Many like their HMC. I went for a Shrewd 600 pro rather than a Doinker Avancee


----------



## phallenthoul (Aug 21, 2016)

current limbs are long 32#, actual draw weight should be a bit lower at #30-31. But I might be moving up very soon.
4oz on Contour front, 2oz on ZFlex left, none on ZFlex right. 
I'm doing only in door training. no I dont use any dampers. Nano Max and Wiawis one are both very quiet.


----------



## sdcoyote (Oct 19, 2016)

Another vote for HMC!


----------



## phallenthoul (Aug 21, 2016)

thanks for all your input. I might end up getting a Nano ACS or HMC22. But just curious if there are other models worh looking into..
Doinker has had good reviews generally, but the carbon weave finish always reminds me of cheesy Chinese carbon seatposts or flat bars for bikes..


----------



## fitadude (Jul 15, 2004)

I use both HMC22 and Bee Stinger premiums.

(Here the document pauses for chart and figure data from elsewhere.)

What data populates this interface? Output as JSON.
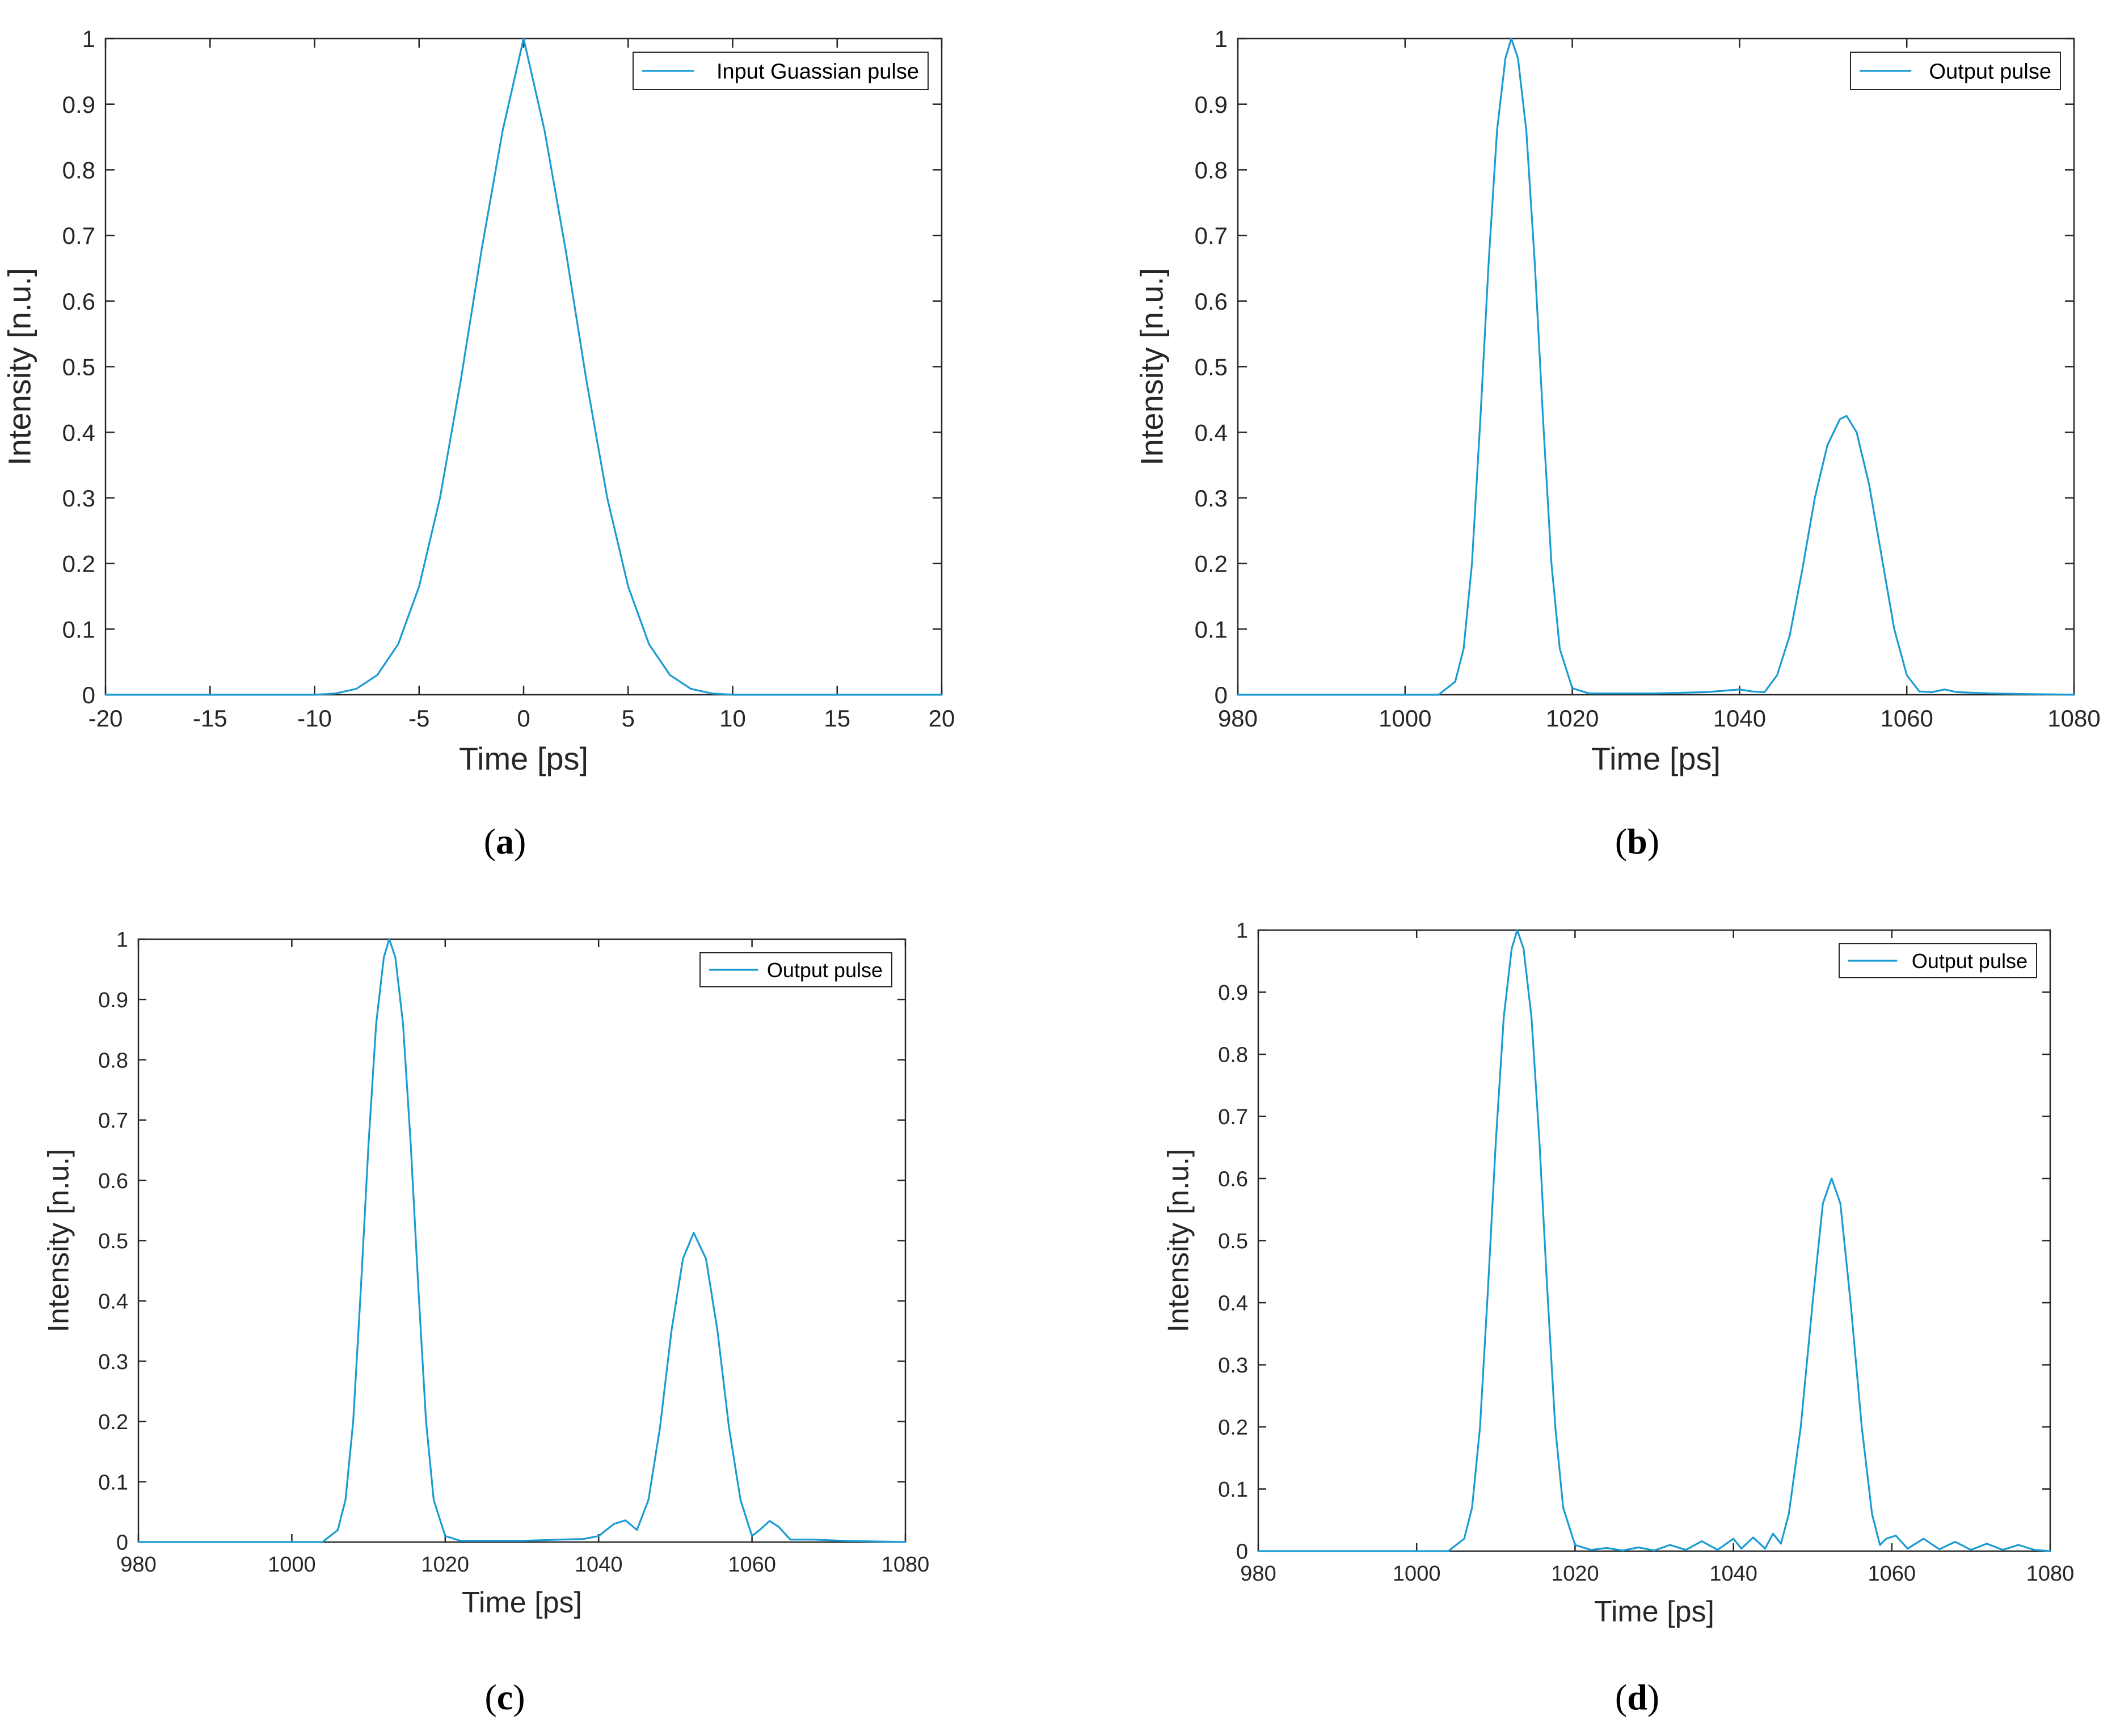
{
  "colors": {
    "line": "#1a9bd1",
    "axis": "#262626",
    "background": "#ffffff"
  },
  "chart_data": [
    {
      "type": "line",
      "caption": "(a)",
      "caption_letter": "a",
      "xlabel": "Time [ps]",
      "ylabel": "Intensity [n.u.]",
      "xlim": [
        -20,
        20
      ],
      "ylim": [
        0,
        1
      ],
      "xticks": [
        -20,
        -15,
        -10,
        -5,
        0,
        5,
        10,
        15,
        20
      ],
      "xtick_labels": [
        "-20",
        "-15",
        "-10",
        "-5",
        "0",
        "5",
        "10",
        "15",
        "20"
      ],
      "yticks": [
        0,
        0.1,
        0.2,
        0.3,
        0.4,
        0.5,
        0.6,
        0.7,
        0.8,
        0.9,
        1
      ],
      "ytick_labels": [
        "0",
        "0.1",
        "0.2",
        "0.3",
        "0.4",
        "0.5",
        "0.6",
        "0.7",
        "0.8",
        "0.9",
        "1"
      ],
      "legend_position": "top-right",
      "grid": false,
      "series": [
        {
          "name": "Input Guassian pulse",
          "x": [
            -20,
            -10,
            -9,
            -8,
            -7,
            -6,
            -5,
            -4,
            -3,
            -2,
            -1,
            0,
            1,
            2,
            3,
            4,
            5,
            6,
            7,
            8,
            9,
            10,
            20
          ],
          "y": [
            0,
            0.0,
            0.002,
            0.009,
            0.03,
            0.077,
            0.165,
            0.3,
            0.48,
            0.68,
            0.86,
            1.0,
            0.86,
            0.68,
            0.48,
            0.3,
            0.165,
            0.077,
            0.03,
            0.009,
            0.002,
            0.0,
            0
          ]
        }
      ]
    },
    {
      "type": "line",
      "caption": "(b)",
      "caption_letter": "b",
      "xlabel": "Time [ps]",
      "ylabel": "Intensity [n.u.]",
      "xlim": [
        980,
        1080
      ],
      "ylim": [
        0,
        1
      ],
      "xticks": [
        980,
        1000,
        1020,
        1040,
        1060,
        1080
      ],
      "xtick_labels": [
        "980",
        "1000",
        "1020",
        "1040",
        "1060",
        "1080"
      ],
      "yticks": [
        0,
        0.1,
        0.2,
        0.3,
        0.4,
        0.5,
        0.6,
        0.7,
        0.8,
        0.9,
        1
      ],
      "ytick_labels": [
        "0",
        "0.1",
        "0.2",
        "0.3",
        "0.4",
        "0.5",
        "0.6",
        "0.7",
        "0.8",
        "0.9",
        "1"
      ],
      "legend_position": "top-right",
      "grid": false,
      "series": [
        {
          "name": "Output pulse",
          "x": [
            980,
            1004,
            1006,
            1007,
            1008,
            1009,
            1010,
            1011,
            1012,
            1012.7,
            1013.5,
            1014.5,
            1015.5,
            1016.5,
            1017.5,
            1018.5,
            1020,
            1022,
            1030,
            1036,
            1040,
            1041.5,
            1043,
            1044.5,
            1046,
            1047.5,
            1049,
            1050.5,
            1052,
            1052.8,
            1054,
            1055.5,
            1057,
            1058.5,
            1060,
            1061.5,
            1063,
            1064.5,
            1066,
            1070,
            1080
          ],
          "y": [
            0,
            0.0,
            0.02,
            0.07,
            0.2,
            0.42,
            0.66,
            0.86,
            0.97,
            1.0,
            0.97,
            0.86,
            0.66,
            0.42,
            0.2,
            0.07,
            0.01,
            0.002,
            0.002,
            0.004,
            0.008,
            0.005,
            0.004,
            0.03,
            0.09,
            0.19,
            0.3,
            0.38,
            0.42,
            0.425,
            0.4,
            0.32,
            0.21,
            0.1,
            0.03,
            0.005,
            0.004,
            0.008,
            0.004,
            0.002,
            0
          ]
        }
      ]
    },
    {
      "type": "line",
      "caption": "(c)",
      "caption_letter": "c",
      "xlabel": "Time [ps]",
      "ylabel": "Intensity [n.u.]",
      "xlim": [
        980,
        1080
      ],
      "ylim": [
        0,
        1
      ],
      "xticks": [
        980,
        1000,
        1020,
        1040,
        1060,
        1080
      ],
      "xtick_labels": [
        "980",
        "1000",
        "1020",
        "1040",
        "1060",
        "1080"
      ],
      "yticks": [
        0,
        0.1,
        0.2,
        0.3,
        0.4,
        0.5,
        0.6,
        0.7,
        0.8,
        0.9,
        1
      ],
      "ytick_labels": [
        "0",
        "0.1",
        "0.2",
        "0.3",
        "0.4",
        "0.5",
        "0.6",
        "0.7",
        "0.8",
        "0.9",
        "1"
      ],
      "legend_position": "top-right",
      "grid": false,
      "series": [
        {
          "name": "Output pulse",
          "x": [
            980,
            1004,
            1006,
            1007,
            1008,
            1009,
            1010,
            1011,
            1012,
            1012.7,
            1013.5,
            1014.5,
            1015.5,
            1016.5,
            1017.5,
            1018.5,
            1020,
            1022,
            1030,
            1035,
            1038,
            1040,
            1042,
            1043.5,
            1045,
            1046.5,
            1048,
            1049.5,
            1051,
            1052.4,
            1054,
            1055.5,
            1057,
            1058.5,
            1060,
            1061,
            1062.3,
            1063.5,
            1065,
            1068,
            1072,
            1080
          ],
          "y": [
            0,
            0.0,
            0.02,
            0.07,
            0.2,
            0.42,
            0.66,
            0.86,
            0.97,
            1.0,
            0.97,
            0.86,
            0.66,
            0.42,
            0.2,
            0.07,
            0.01,
            0.002,
            0.002,
            0.004,
            0.005,
            0.01,
            0.03,
            0.036,
            0.02,
            0.07,
            0.19,
            0.35,
            0.47,
            0.513,
            0.47,
            0.35,
            0.19,
            0.07,
            0.01,
            0.02,
            0.035,
            0.025,
            0.004,
            0.004,
            0.002,
            0
          ]
        }
      ]
    },
    {
      "type": "line",
      "caption": "(d)",
      "caption_letter": "d",
      "xlabel": "Time [ps]",
      "ylabel": "Intensity [n.u.]",
      "xlim": [
        980,
        1080
      ],
      "ylim": [
        0,
        1
      ],
      "xticks": [
        980,
        1000,
        1020,
        1040,
        1060,
        1080
      ],
      "xtick_labels": [
        "980",
        "1000",
        "1020",
        "1040",
        "1060",
        "1080"
      ],
      "yticks": [
        0,
        0.1,
        0.2,
        0.3,
        0.4,
        0.5,
        0.6,
        0.7,
        0.8,
        0.9,
        1
      ],
      "ytick_labels": [
        "0",
        "0.1",
        "0.2",
        "0.3",
        "0.4",
        "0.5",
        "0.6",
        "0.7",
        "0.8",
        "0.9",
        "1"
      ],
      "legend_position": "top-right",
      "grid": false,
      "series": [
        {
          "name": "Output pulse",
          "x": [
            980,
            1004,
            1006,
            1007,
            1008,
            1009,
            1010,
            1011,
            1012,
            1012.7,
            1013.5,
            1014.5,
            1015.5,
            1016.5,
            1017.5,
            1018.5,
            1020,
            1022,
            1024,
            1026,
            1028,
            1030,
            1032,
            1034,
            1036,
            1038,
            1040,
            1041,
            1042.5,
            1044,
            1045,
            1046,
            1047,
            1048.5,
            1050,
            1051.3,
            1052.4,
            1053.5,
            1054.8,
            1056.2,
            1057.5,
            1058.5,
            1059.3,
            1060.5,
            1062,
            1064,
            1066,
            1068,
            1070,
            1072,
            1074,
            1076,
            1078,
            1080
          ],
          "y": [
            0,
            0.0,
            0.02,
            0.07,
            0.2,
            0.42,
            0.66,
            0.86,
            0.97,
            1.0,
            0.97,
            0.86,
            0.66,
            0.42,
            0.2,
            0.07,
            0.01,
            0.002,
            0.005,
            0.001,
            0.006,
            0.001,
            0.01,
            0.002,
            0.016,
            0.002,
            0.02,
            0.004,
            0.022,
            0.004,
            0.028,
            0.012,
            0.06,
            0.2,
            0.4,
            0.56,
            0.6,
            0.56,
            0.4,
            0.2,
            0.06,
            0.01,
            0.02,
            0.025,
            0.004,
            0.02,
            0.003,
            0.015,
            0.002,
            0.012,
            0.002,
            0.01,
            0.002,
            0
          ]
        }
      ]
    }
  ]
}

I like both. I do like the slimness of the Bee stingers. Just remember you may have weights that fit the Win Wins. Bee stingers will add more cost due to the weights.


----------



## Captain Kirk (Sep 11, 2016)

phallenthoul said:


> But just curious if there are other models worh looking into..


Don't forget Fivics.
https://pbs.twimg.com/media/Cr5ljpuVMAAwquV.jpg

Most Korean shooting no W&W bows bows go with Fivics stabilizers.
And MK Korea has stabilizers in their pipeline. Some Prototypes have been around in torunaments this year.


----------



## GoldArcher403 (Jun 25, 2014)

Khatuna Lorig is using the w&w Nano ACS rods and added stacks of Doinker weights to them. Curious if they experience much flex. Super tempted to buy a set but the lower cost makes me question their rigidity vs. My B-stingers. Not to mention Win&Win has been teasing that they have a new model from their 2017 product line. B-stinger is losing my business due to their quality control dropping considerably over the years :/


----------